2:28 pm on 13 September 2019

The Bougainville Referendum Commission has advised the Papua New Guinea and Bougainville governments that it is "referendum ready".

A tentative date of June 15th 2019 has been set for a referendum on possible independence in the Autonomous Papua New Guinea region of Bougainville.

Photo: RNZI / Johnny Blades

The governments were briefed at a Joint Supervisory Body meeting in Buka regarding Bougainville's upcoming independence referendum.

PNG prime minister James Marape this week took his cabinet for an historic visit to Bougainville where he addressed the autonomous region's House of representatives on Wednesday.

At Thursday's briefing in Buka, the governments were told by the Commissioner Robert Igara that the commission was ready to deliver the referendum to international standard.

"Our aim is a credible referendum, where there is free, fair and informed voting - and where all eligible voters exercise their democratic choice."

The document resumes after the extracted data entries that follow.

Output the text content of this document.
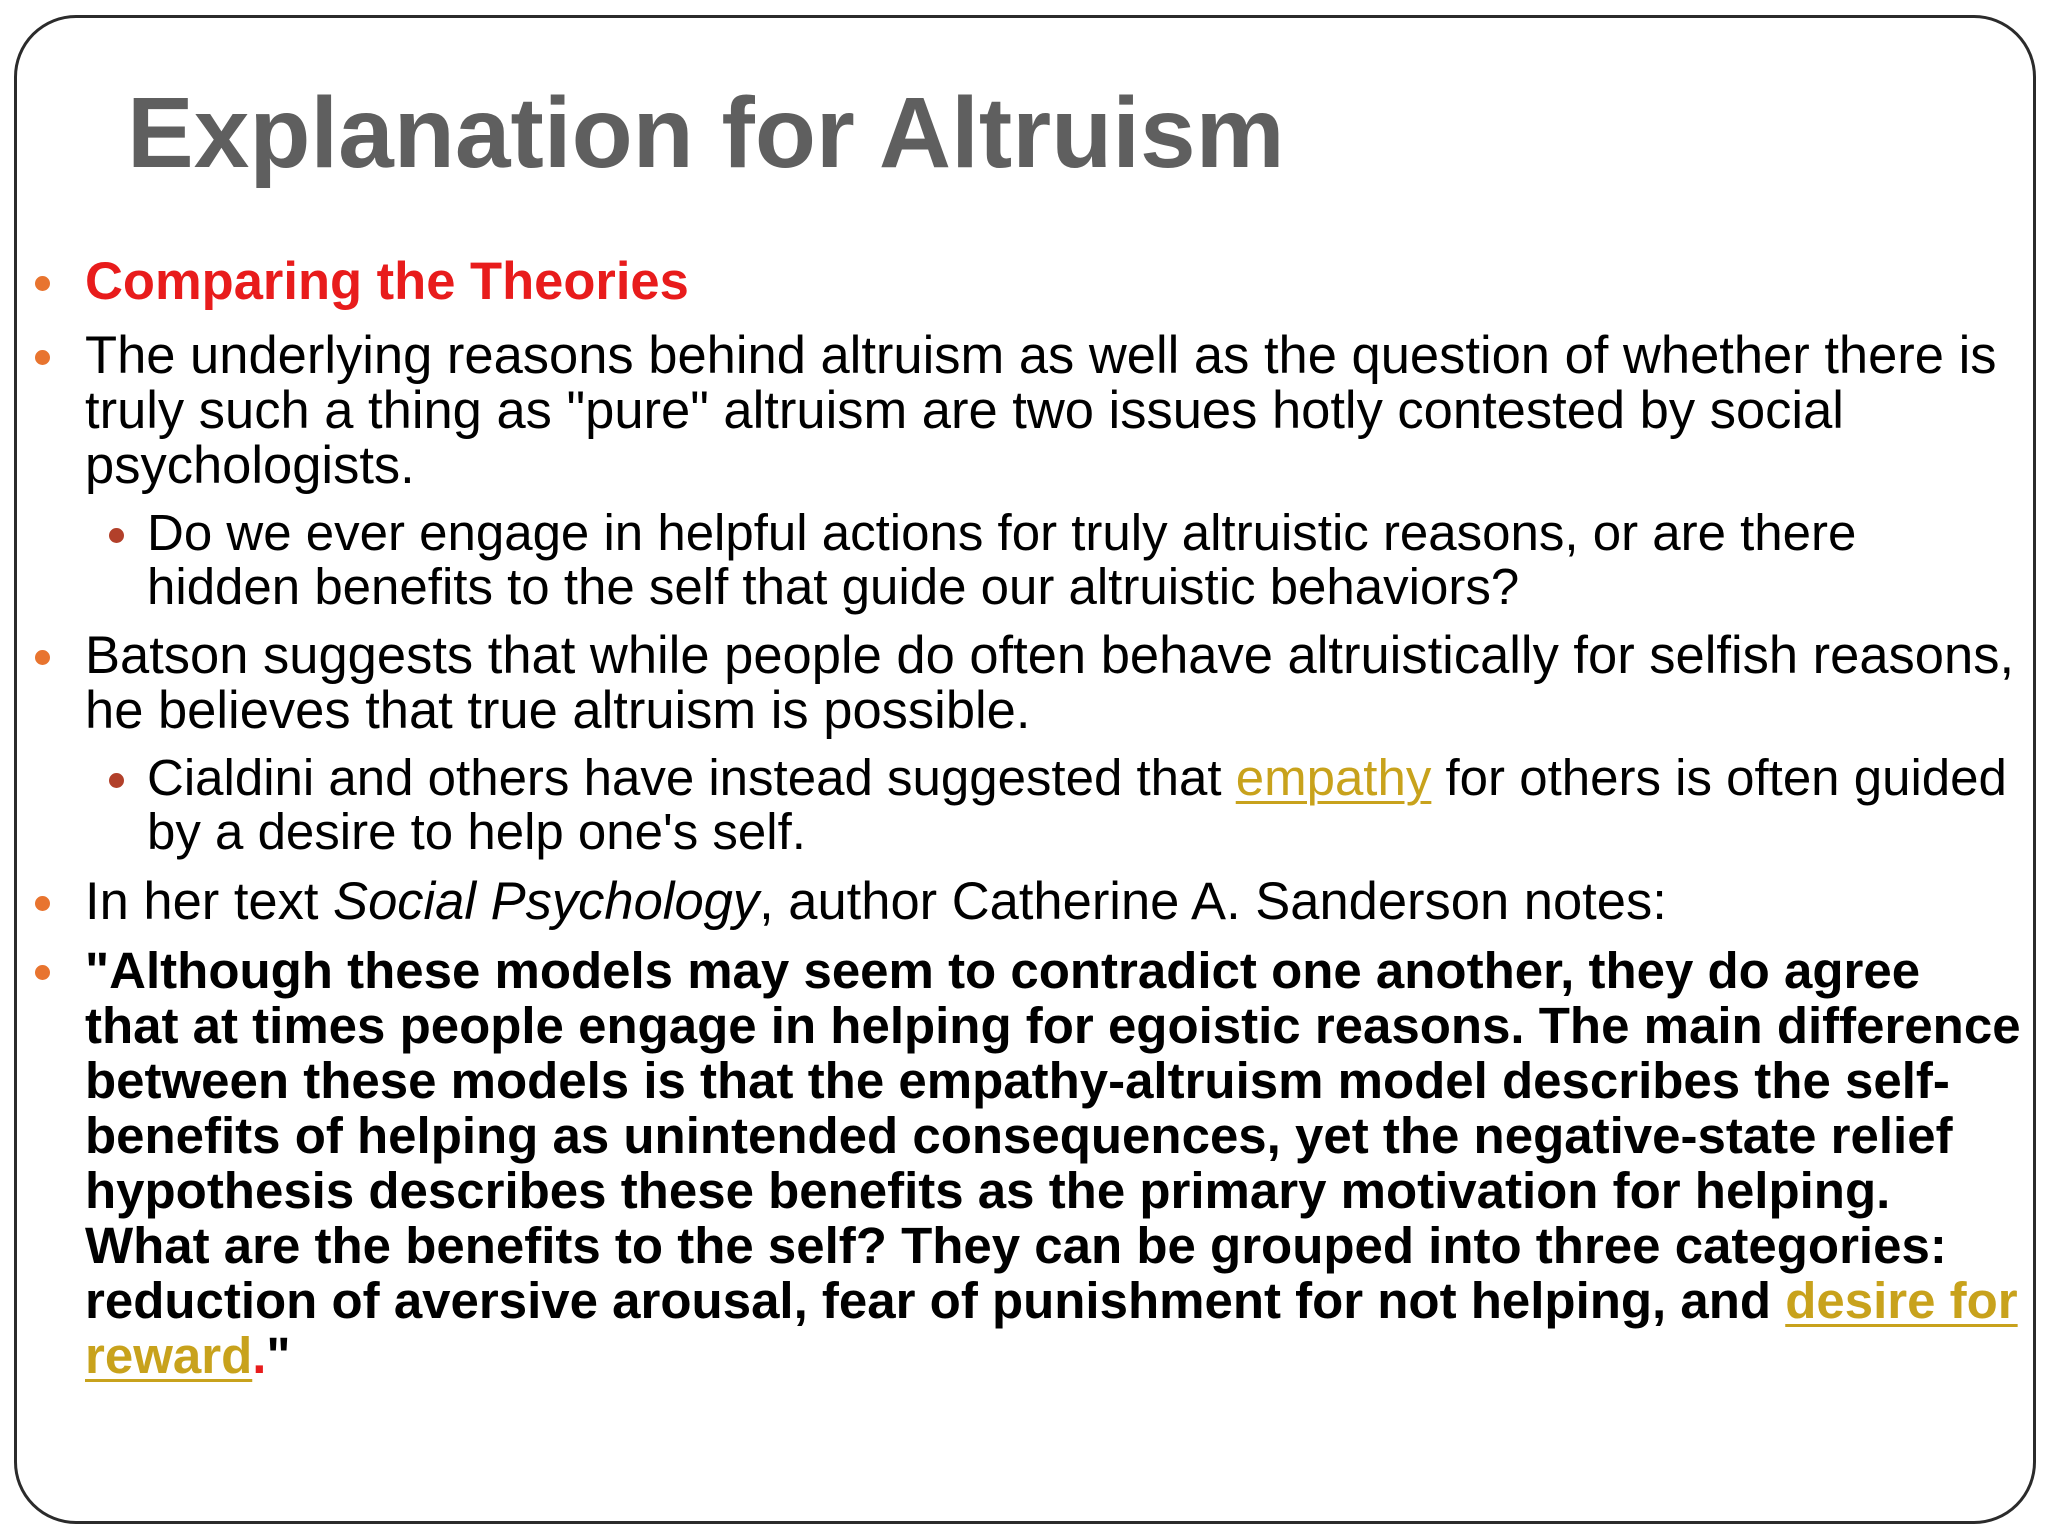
Explanation for Altruism

Comparing the Theories

The underlying reasons behind altruism as well as the question of whether there is truly such a thing as "pure" altruism are two issues hotly contested by social psychologists.

Do we ever engage in helpful actions for truly altruistic reasons, or are there hidden benefits to the self that guide our altruistic behaviors?

Batson suggests that while people do often behave altruistically for selfish reasons, he believes that true altruism is possible.

Cialdini and others have instead suggested that empathy for others is often guided by a desire to help one's self.

In her text Social Psychology, author Catherine A. Sanderson notes:

"Although these models may seem to contradict one another, they do agree that at times people engage in helping for egoistic reasons. The main difference between these models is that the empathy-altruism model describes the self-benefits of helping as unintended consequences, yet the negative-state relief hypothesis describes these benefits as the primary motivation for helping. What are the benefits to the self? They can be grouped into three categories: reduction of aversive arousal, fear of punishment for not helping, and desire for reward."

Chief Referendum Officer Mauricio Claudio gave a full operational briefing, saying ballot papers had already been printed, and that a wide-ranging enrolment process was in full swing.

He said that the commission had made full use of the six week-extension to the referendum process which the two governments granted a couple of months ago.

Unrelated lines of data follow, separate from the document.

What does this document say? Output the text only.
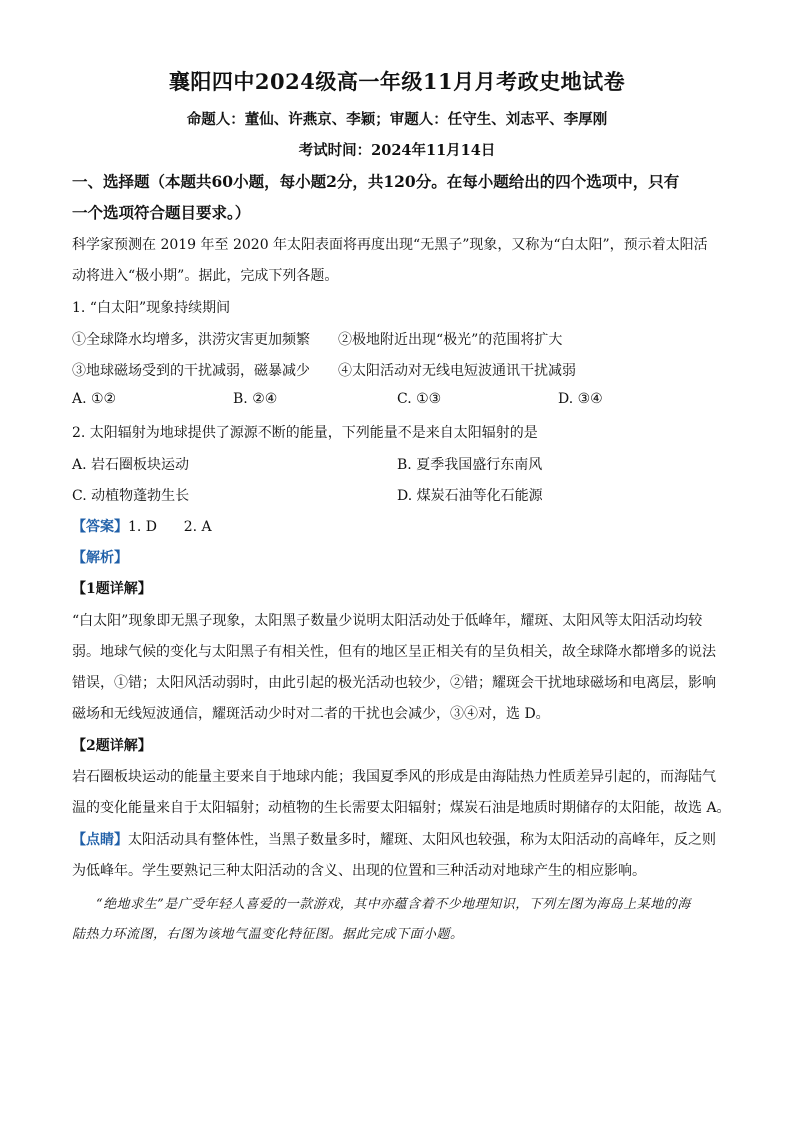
襄阳四中2024级高一年级11月月考政史地试卷
命题人：董仙、许燕京、李颖；审题人：任守生、刘志平、李厚刚
考试时间：2024年11月14日
一、选择题（本题共60小题，每小题2分，共120分。在每小题给出的四个选项中，只有
一个选项符合题目要求。）
科学家预测在 2019 年至 2020 年太阳表面将再度出现“无黑子”现象，又称为“白太阳”，预示着太阳活
动将进入“极小期”。据此，完成下列各题。
1. “白太阳”现象持续期间
①全球降水均增多，洪涝灾害更加频繁 ②极地附近出现“极光”的范围将扩大
③地球磁场受到的干扰减弱，磁暴减少 ④太阳活动对无线电短波通讯干扰减弱
A. ①②	B. ②④	C. ①③	D. ③④
2. 太阳辐射为地球提供了源源不断的能量，下列能量不是来自太阳辐射的是
A. 岩石圈板块运动	B. 夏季我国盛行东南风
C. 动植物蓬勃生长	D. 煤炭石油等化石能源
【答案】1. D      2. A
【解析】
【1题详解】
“白太阳”现象即无黑子现象，太阳黑子数量少说明太阳活动处于低峰年，耀斑、太阳风等太阳活动均较
弱。地球气候的变化与太阳黑子有相关性，但有的地区呈正相关有的呈负相关，故全球降水都增多的说法
错误，①错；太阳风活动弱时，由此引起的极光活动也较少，②错；耀斑会干扰地球磁场和电离层，影响
磁场和无线短波通信，耀斑活动少时对二者的干扰也会减少，③④对，选 D。
【2题详解】
岩石圈板块运动的能量主要来自于地球内能；我国夏季风的形成是由海陆热力性质差异引起的，而海陆气
温的变化能量来自于太阳辐射；动植物的生长需要太阳辐射；煤炭石油是地质时期储存的太阳能，故选 A。
【点睛】太阳活动具有整体性，当黑子数量多时，耀斑、太阳风也较强，称为太阳活动的高峰年，反之则
为低峰年。学生要熟记三种太阳活动的含义、出现的位置和三种活动对地球产生的相应影响。
“绝地求生”是广受年轻人喜爱的一款游戏，其中亦蕴含着不少地理知识，下列左图为海岛上某地的海
陆热力环流图，右图为该地气温变化特征图。据此完成下面小题。
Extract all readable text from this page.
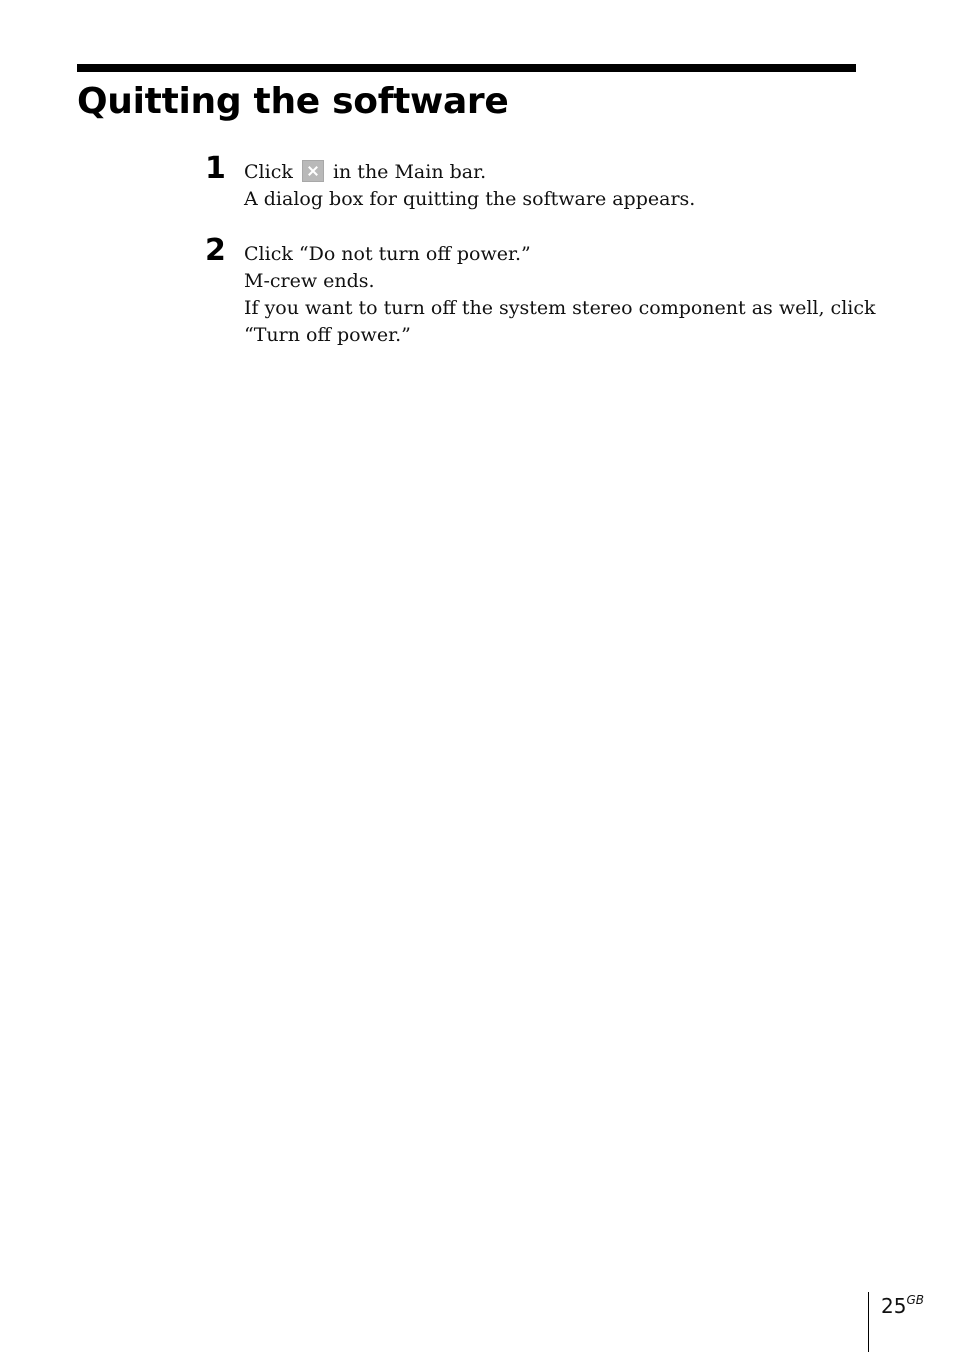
Quitting the software
1 Click in the Main bar.
A dialog box for quitting the software appears.
2 Click “Do not turn off power.”
M-crew ends.
If you want to turn off the system stereo component as well, click
“Turn off power.”
$25^{GB}$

"We went out and enrolled those, that new cohort of people that suddenly became eligible due to the six-week extension," he said.

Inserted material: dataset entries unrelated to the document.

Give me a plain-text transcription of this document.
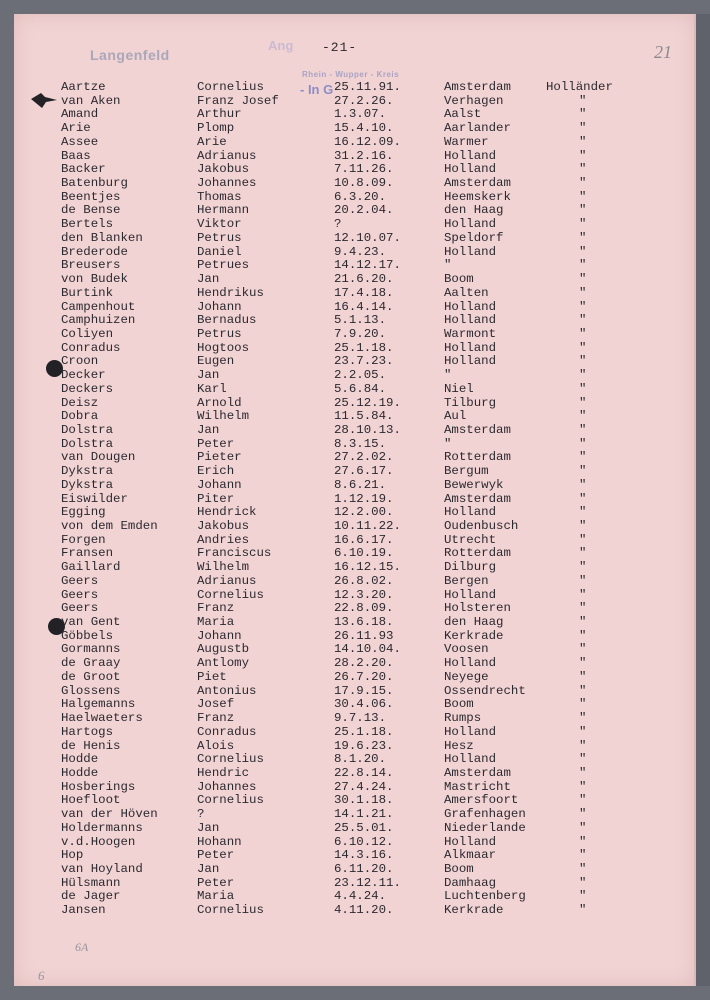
Langenfeld
Ang -21-
Rhein - Wupper - Kreis
- In G
21
Aartze	Cornelius	25.11.91.	Amsterdam	Holländer
van Aken	Franz Josef	27.2.26.	Verhagen	"
Amand	Arthur	1.3.07.	Aalst	"
Arie	Plomp	15.4.10.	Aarlander	"
Assee	Arie	16.12.09.	Warmer	"
Baas	Adrianus	31.2.16.	Holland	"
Backer	Jakobus	7.11.26.	Holland	"
Batenburg	Johannes	10.8.09.	Amsterdam	"
Beentjes	Thomas	6.3.20.	Heemskerk	"
de Bense	Hermann	20.2.04.	den Haag	"
Bertels	Viktor	?	Holland	"
den Blanken	Petrus	12.10.07.	Speldorf	"
Brederode	Daniel	9.4.23.	Holland	"
Breusers	Petrues	14.12.17.	"	"
von Budek	Jan	21.6.20.	Boom	"
Burtink	Hendrikus	17.4.18.	Aalten	"
Campenhout	Johann	16.4.14.	Holland	"
Camphuizen	Bernadus	5.1.13.	Holland	"
Coliyen	Petrus	7.9.20.	Warmont	"
Conradus	Hogtoos	25.1.18.	Holland	"
Croon	Eugen	23.7.23.	Holland	"
Decker	Jan	2.2.05.	"	"
Deckers	Karl	5.6.84.	Niel	"
Deisz	Arnold	25.12.19.	Tilburg	"
Dobra	Wilhelm	11.5.84.	Aul	"
Dolstra	Jan	28.10.13.	Amsterdam	"
Dolstra	Peter	8.3.15.	"	"
van Dougen	Pieter	27.2.02.	Rotterdam	"
Dykstra	Erich	27.6.17.	Bergum	"
Dykstra	Johann	8.6.21.	Bewerwyk	"
Eiswilder	Piter	1.12.19.	Amsterdam	"
Egging	Hendrick	12.2.00.	Holland	"
von dem Emden	Jakobus	10.11.22.	Oudenbusch	"
Forgen	Andries	16.6.17.	Utrecht	"
Fransen	Franciscus	6.10.19.	Rotterdam	"
Gaillard	Wilhelm	16.12.15.	Dilburg	"
Geers	Adrianus	26.8.02.	Bergen	"
Geers	Cornelius	12.3.20.	Holland	"
Geers	Franz	22.8.09.	Holsteren	"
van Gent	Maria	13.6.18.	den Haag	"
Göbbels	Johann	26.11.93	Kerkrade	"
Gormanns	Augustb	14.10.04.	Voosen	"
de Graay	Antlomy	28.2.20.	Holland	"
de Groot	Piet	26.7.20.	Neyege	"
Glossens	Antonius	17.9.15.	Ossendrecht	"
Halgemanns	Josef	30.4.06.	Boom	"
Haelwaeters	Franz	9.7.13.	Rumps	"
Hartogs	Conradus	25.1.18.	Holland	"
de Henis	Alois	19.6.23.	Hesz	"
Hodde	Cornelius	8.1.20.	Holland	"
Hodde	Hendric	22.8.14.	Amsterdam	"
Hosberings	Johannes	27.4.24.	Mastricht	"
Hoefloot	Cornelius	30.1.18.	Amersfoort	"
van der Höven	?	14.1.21.	Grafenhagen	"
Holdermanns	Jan	25.5.01.	Niederlande	"
v.d.Hoogen	Hohann	6.10.12.	Holland	"
Hop	Peter	14.3.16.	Alkmaar	"
van Hoyland	Jan	6.11.20.	Boom	"
Hülsmann	Peter	23.12.11.	Damhaag	"
de Jager	Maria	4.4.24.	Luchtenberg	"
Jansen	Cornelius	4.11.20.	Kerkrade	"
6A
6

But the Commission noted two critical issues for the governments' attention.

Bad weather is hampering efforts to enrol 1,800 eligible voters on Mortlock and Tasman Atolls, prompting the commission to request logistic air or sea support from the two governments in order to complete enrolment in these outliers.

And the commission says more information is required regarding the two options on the ballot paper. The options for voters to consider are greater autonomy or independence.

"However, the BRC right now doesn't have a lot of information coming from the government," Mr Claudio explained.

"So far what we have is only the one-sentence definition for each of the two options. And we don't even have it in Tok Pisin. The BRC will be submitting a paper to the two governments to get assistance on getting more information."

Meanwhile, Mr Claudio said it was critical for people to check if they were enrolled, with eligible voters still able to enrol until 27 September, when the writs are issued.

He said the commission had broken new ground in PNG electoral history with various achievements in the process to date, including enrolling voters outside the national boundaries, with the BRC enrolling people based in Australia and Solomon Islands.

He said another way that the commission had raised the electoral bar was through implementation of a provisional balloting system, so that no one is turned away.

"If a person is not found on the referendum roll at his or her polling location, he or she will be offered a provisional ballot which will be checked later to make sure the person is indeed entitled to vote.

"If the person is found on the entirety of the roll, that vote will be entered into the scrutiny. Otherwise, the vote will be cast aside."

The preliminary roll of voters, which is now on display with around 191-thousand voters, represents an increase of over 10 percent on the roll used in Bougainville's 2015 regional elections.